Downtown Gainesville is not only open for business, but “thriving” in terms of foot traffic.
“I feel like the trend is moving upward,” said Don Griffin, owner of Frames You-Nique on Main Street.
Several business owners said Monday they’re noticing more people frequenting the downtown area, translating to an increase in retail sales.
Most attributed that uptick to the number of events bringing people to Gainesville, increasing both foot traffic and awareness of what’s available.
“For us, it may not necessarily increase sales on the day (of an event) but what it does increase is foot traffic in the area, and so then what we’re seeing is customers coming back,” said Hillary Harper, director of marketing and public relations with Dress Up Boutique.
There were close to 160 events in the downtown area last year, and there are expected to be that many this year, according to Regina Mansfield, Main Street Gainesville manager.
“We really have put a lot of effort into bringing a variety of things downtown so that we can capture ... a wide market,”
Mansfield said. “We have a diverse collection of stores downtown, so we’ve got a wide market to appeal to.”
Mansfield said it was a collaborative effort between Main Street Gainesville and the merchants, with which Griffin agreed.
“The city and the merchants have worked really hard to make it happen, but I think it’s paying off,” he said. “I can’t speak for the other (businesses), but at least in here, we’re up.”
Beyond events like First Friday, Art in the Square and the upcoming Mule Camp Market, proprietors also said the downtown area is a unique draw on its own.
“It’s hard to find a genuine Southern town,” said Gabby Yates, a vendor with Mustard Seed 1720. The shop Yates described as “Pinterest come alive” celebrated its one-year anniversary in July. “There’s a cadence to it.
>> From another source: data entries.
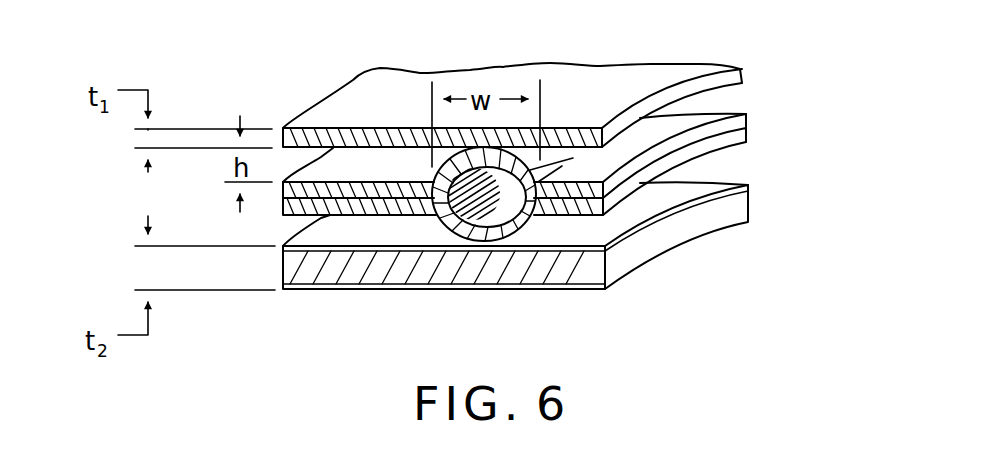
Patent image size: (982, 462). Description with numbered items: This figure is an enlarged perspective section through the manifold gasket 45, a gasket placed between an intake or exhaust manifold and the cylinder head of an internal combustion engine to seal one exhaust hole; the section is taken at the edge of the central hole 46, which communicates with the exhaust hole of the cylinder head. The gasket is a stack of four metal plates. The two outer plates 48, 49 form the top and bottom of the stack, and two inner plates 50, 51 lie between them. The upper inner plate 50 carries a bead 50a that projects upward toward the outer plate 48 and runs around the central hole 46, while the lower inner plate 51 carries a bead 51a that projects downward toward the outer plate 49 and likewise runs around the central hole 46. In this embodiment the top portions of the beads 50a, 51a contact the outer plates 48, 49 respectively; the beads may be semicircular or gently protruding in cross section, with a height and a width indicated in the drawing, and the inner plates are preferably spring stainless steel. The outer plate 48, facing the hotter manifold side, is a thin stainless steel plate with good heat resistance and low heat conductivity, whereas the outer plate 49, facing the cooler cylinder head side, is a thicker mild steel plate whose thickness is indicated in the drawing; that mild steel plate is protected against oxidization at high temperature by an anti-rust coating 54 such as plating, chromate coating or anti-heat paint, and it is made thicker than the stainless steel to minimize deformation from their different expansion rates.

The manifold gasket 45 is at (766, 76).
The central hole 46 is at (717, 295).
The outer plate 48 is at (417, 134).
The outer plate 49 is at (447, 273).
The inner plate 50 is at (398, 192).
The bead 50a is at (538, 165).
The inner plate 51 is at (316, 212).
The bead 51a is at (502, 237).
The coating 54 is at (378, 247).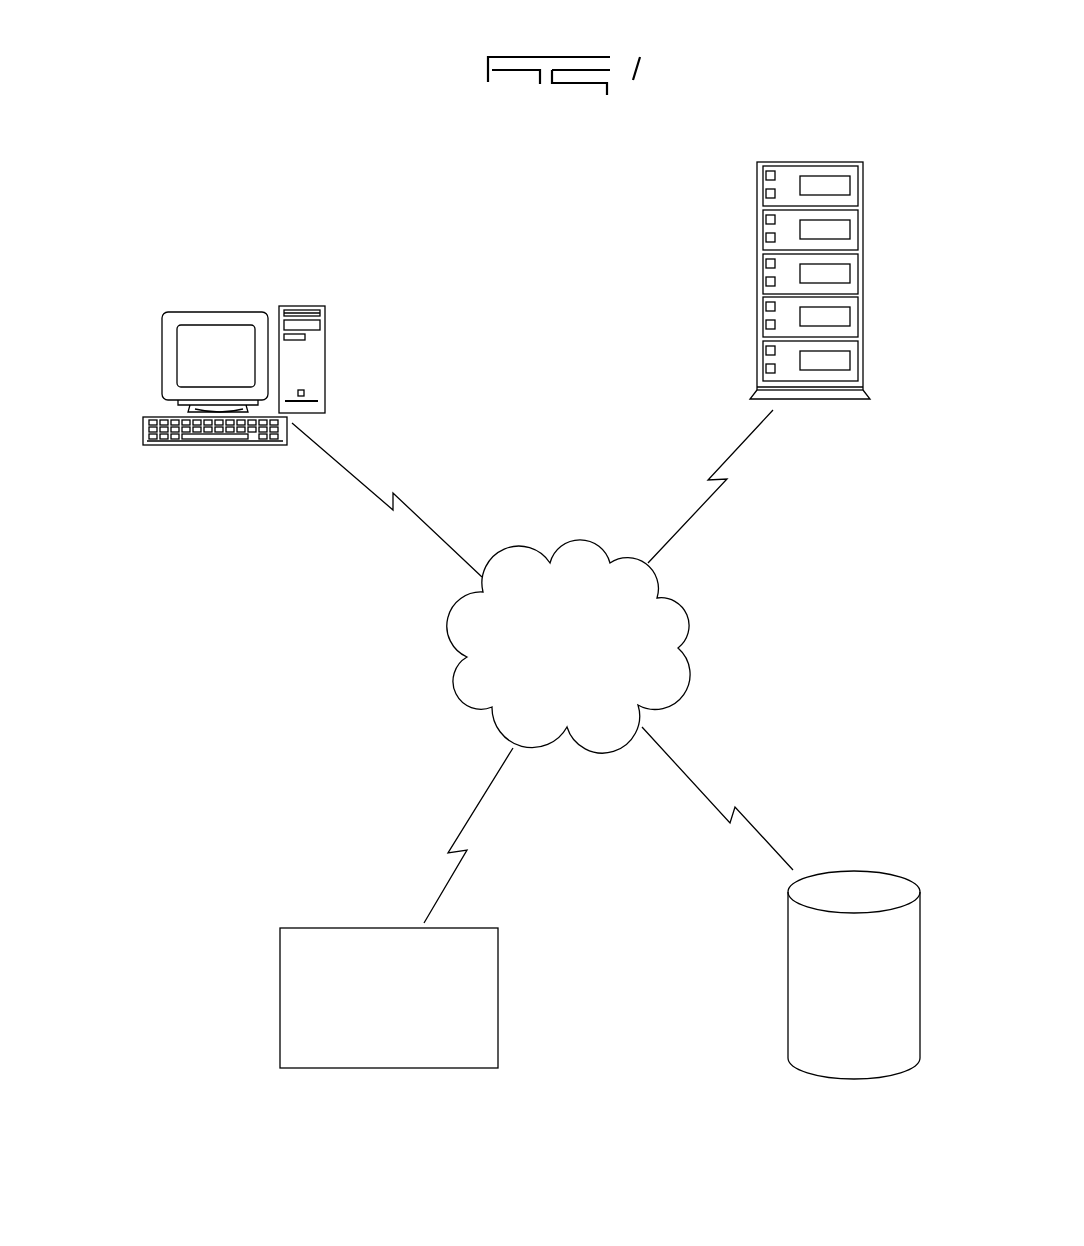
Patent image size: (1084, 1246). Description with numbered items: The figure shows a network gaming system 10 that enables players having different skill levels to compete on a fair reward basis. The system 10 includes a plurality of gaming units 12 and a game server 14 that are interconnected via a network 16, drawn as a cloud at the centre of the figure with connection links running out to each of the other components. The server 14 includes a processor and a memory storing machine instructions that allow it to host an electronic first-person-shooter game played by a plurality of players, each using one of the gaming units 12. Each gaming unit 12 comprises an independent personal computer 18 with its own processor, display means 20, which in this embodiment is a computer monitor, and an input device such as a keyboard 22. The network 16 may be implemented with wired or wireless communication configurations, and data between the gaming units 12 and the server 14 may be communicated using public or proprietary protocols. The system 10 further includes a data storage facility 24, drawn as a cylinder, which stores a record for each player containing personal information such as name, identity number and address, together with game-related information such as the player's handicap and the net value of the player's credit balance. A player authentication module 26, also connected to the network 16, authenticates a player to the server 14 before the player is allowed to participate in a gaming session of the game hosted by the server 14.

The network gaming system 10 is at (712, 578).
The gaming units 12 is at (258, 386).
The game server 14 is at (755, 262).
The network 16 is at (660, 667).
The personal computer 18 is at (312, 283).
The display means 20 is at (217, 310).
The keyboard 22 is at (143, 433).
The data storage facility 24 is at (858, 890).
The player authentication module 26 is at (472, 960).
Go to other towns, and there’s no cadence. It’s flat, it’s all the same.”
Teresa Dyer, manager of Hawk’s Nest & Friends antique shop, said the business moved to downtown Gainesville for the “atmosphere.”
“We get a lot of walk-by traffic here where we wouldn’t get that anywhere else,” she said. Dyer added that the store has stayed open late on Friday nights when there have been activities on the square so people walking by could step inside and shop.
“You can’t get that charm in a strip mall,” Mansfield said about downtown Gainesville’s appeal.
One-by-one, business owners cautiously agreed that so far this year, the increase in downtown visitors has led to an increase in business.
“It’s really strange,” said Lorry Schrage, co-owner of Saul’s. “One month will be really, really good, and one will be really bad. But overall, it’s been better.
“I think we’re getting more and more good things here that are bringing people downtown,” Schrage added, referring to the number of events held on the square.
Linda Orenstein, co-owner of Gem Jewelry Co., offered a different perspective.
“I can’t say it’s busier than it has been, but it’s been stable,” she said, noting the downtown restaurants have seen steady business.
Orenstein said she thinks people may be spending more money.
Courtney Martin with Martin Furniture and Design agreed the restaurants bring in extra foot traffic.
“I just think, overall, the stores are updated, there have been new ones that have come in, and the food and the economy,” she said. “Business is definitely up.”
Martin added she has noticed a lot of the downtown stores have renovated or updated their interiors, offering a “fresh” look that appeals to shoppers.
Mansfield said when she attends conferences or visits other cities, she feels a small thrill when returning to Gainesville.
“It makes me proud that our little downtown is actually thriving as opposed to struggling,” Mansfield said. “From a lot of people, I hear the word ‘vibrant’ over and over, how ‘vibrant’ and ‘alive’ our downtown is. And I love it.”